Das Frauenthaler Blutwunder
Dies & Das
Wunderliches trug sich 1708 im und rund um das Kloster zu: Ein Krimi aus dem alten Zug.
Cham – Wir schreiben den 29. September 1708, zirka 23 Uhr. Ein hochkarätiges apostolisches Überfallkommando reisst die Zisterzienserinnen aus dem Schlaf, durchsucht zumal das Beichtigerhaus und findet neben dem Entwurf der «geheimen» Botschaft und anstelle des Hauptverdächtigen, des nach Wettingen zurückgerufenen Spirituals Pater Marian, in einem Wandschrank zitternd, Jungfer Euphemia Schweizer! Die dito einschlägig Geläufige trifft ihren Komplizen und Liebhaber wieder – im städtischen Turm zu Luzern, wohin der apostolische Notar Walter Kappeler und Kanzler Giovanni Castoreo den in der Vaterabtei soeben Verhafteten führen! Nach Kerker und angedrohter und teils ausgeübter Folter gestehen die beiden angeklagten Personen dem Nuntius Vincenzo Bichi ihre gemäss seinerzeitigen Kirchenvorschriften verübten Vergehen wie Aberglaube, Betrug, Exorzismus, Engels- und Hexengeschichten, Jenseitskontakte, Sex sowie ihr Verbrechen, das als eines der schwersten schlechthin galt, die «Schändung unseres Herrn Jesus Christus» mittels blutiger Verfärbung von Hostien!

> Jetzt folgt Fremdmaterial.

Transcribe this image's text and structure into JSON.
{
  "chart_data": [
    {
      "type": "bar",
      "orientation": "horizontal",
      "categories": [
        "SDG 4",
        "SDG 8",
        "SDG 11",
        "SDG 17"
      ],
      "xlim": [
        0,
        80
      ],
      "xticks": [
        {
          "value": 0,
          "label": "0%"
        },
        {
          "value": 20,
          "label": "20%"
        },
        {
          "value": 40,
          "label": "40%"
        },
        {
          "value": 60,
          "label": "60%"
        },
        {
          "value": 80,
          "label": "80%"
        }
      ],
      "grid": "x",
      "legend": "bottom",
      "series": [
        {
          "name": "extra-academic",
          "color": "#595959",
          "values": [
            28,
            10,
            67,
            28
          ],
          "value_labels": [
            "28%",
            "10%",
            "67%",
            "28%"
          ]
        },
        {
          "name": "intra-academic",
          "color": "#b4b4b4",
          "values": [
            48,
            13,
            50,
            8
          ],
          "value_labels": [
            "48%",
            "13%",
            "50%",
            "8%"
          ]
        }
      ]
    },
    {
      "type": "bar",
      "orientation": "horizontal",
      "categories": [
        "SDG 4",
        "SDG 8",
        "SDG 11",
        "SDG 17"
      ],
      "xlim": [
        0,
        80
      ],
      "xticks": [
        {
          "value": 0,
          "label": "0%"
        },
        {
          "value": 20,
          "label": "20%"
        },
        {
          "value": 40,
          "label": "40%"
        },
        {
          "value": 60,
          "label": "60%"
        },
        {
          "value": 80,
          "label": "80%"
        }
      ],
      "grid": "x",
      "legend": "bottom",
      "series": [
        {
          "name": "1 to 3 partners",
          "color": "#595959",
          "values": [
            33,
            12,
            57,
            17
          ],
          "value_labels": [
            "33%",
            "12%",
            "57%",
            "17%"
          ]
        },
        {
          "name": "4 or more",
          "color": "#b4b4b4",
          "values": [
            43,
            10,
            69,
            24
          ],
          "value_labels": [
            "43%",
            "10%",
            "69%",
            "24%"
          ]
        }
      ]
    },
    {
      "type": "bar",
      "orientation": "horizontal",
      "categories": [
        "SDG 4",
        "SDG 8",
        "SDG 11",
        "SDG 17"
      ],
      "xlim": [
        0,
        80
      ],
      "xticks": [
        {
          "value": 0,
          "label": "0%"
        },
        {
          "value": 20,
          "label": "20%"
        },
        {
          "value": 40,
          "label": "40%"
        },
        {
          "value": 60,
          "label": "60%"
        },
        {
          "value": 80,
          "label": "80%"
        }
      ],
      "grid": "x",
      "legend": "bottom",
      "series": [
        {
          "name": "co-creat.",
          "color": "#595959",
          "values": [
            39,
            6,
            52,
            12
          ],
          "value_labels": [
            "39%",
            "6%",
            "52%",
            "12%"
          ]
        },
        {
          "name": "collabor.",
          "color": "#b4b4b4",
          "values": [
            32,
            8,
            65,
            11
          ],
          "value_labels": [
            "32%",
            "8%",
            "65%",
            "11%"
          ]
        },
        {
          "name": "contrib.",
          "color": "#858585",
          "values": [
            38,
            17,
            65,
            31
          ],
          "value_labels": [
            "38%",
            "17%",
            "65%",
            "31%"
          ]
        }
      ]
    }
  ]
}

Die Überstellung der Schuldigen vor das Inquisitionsgericht in Como brach einen Jurisdiktionskonflikt zwischen der Nuntiatur und den katholischen Orten vom Zaun, wobei sich erstere durchsetzte. Über die mutmasslich nach Bremgarten heimgekehrte Euphemia Schweizer schweigen die Akten, derweil der zu lebenslänglicher Haft verurteilte P. Marian Bucher 1720 verstarb.
Eine «heiligmässig» Besessene
Der aus dem reichen Fundus des vatikanischen Geheimarchivs schöpfende Historiker Marco Jorio rollte vor Mitgliedern des Historischen Vereins des Kantons Zug die filmreife Story wie ein Kommissar auf! Die vom Teufel besessene und hernach mit diesem paktierende, von einer scharfen Volksmission ergriffene Euphemia Schweizer galt als heiligmässige Frau, welche durch allerlei Geschichten und «Wunder» sowie Auskünfte über das Jenseits gestorbener Mitmenschen den Konvent dergestalt spaltete, dass deren Leitung sie mehrfach auswies – ohne zählbaren Erfolg! Sie diktierte Marian Bucher ihre «geheime Botschaft», die Jungfrau Maria bringe ihr einige Blutstropfen ihres gekreuzigten Sohnes – in Tat und Wahrheit handelte es sich um Menstruationsblut der Euphemia. Eines Morgens entdeckte der Pater ein Gefäss mit Blut und beträufelte hiermit zwei Hostien. Deren eine präsentierte er während einer Messe zu Frauenthal, konsekrierte sie und verschloss sie hernach auftragskonform im Tabernakel, welchen er in der Nacht mit einem Nagel öffnete, um nach einigen Tagen das nämliche Schauspiel in der Wallfahrtskapelle Jonenthal zu wiederholen, abermals verknüpft mit einem Schreiben in goldenen Lettern, worin es heisst: «Meine Arme sind stärker als die aller Menschen... Du sollst wieder meine treue Braut (= Euphemia) führen und ihr dienen.» Die zweite Hostie konsekrierte er im Kloster Wettingen.
Weil es um das «allerheiligste Altarsakrament» ging, setzten nunmehr geistliche und weltliche Gerichtsbarkeiten, allerdings voller Spannungen, Himmel und Hölle in Bewegung: dies eine der Folgerungen Marco Jorios. Aus den Verhören der Nonnen schliesst er auf ein beträchtliches Bildungs- und Machtgefälle in Leben und Denken der Klosterfrauen. Der Referent fand weiter heraus, dass seinerzeit die Menschen beiderlei Geschlechts Gott und die Heiligen, aber genauso den Leibhaftigen als unter ihnen weilend betrachteten und ebenfalls das Transzendentale als im Diesseits allgegenwärtig, die Seelen Dahingegangener als in Raum und Zeit anwesend empfanden.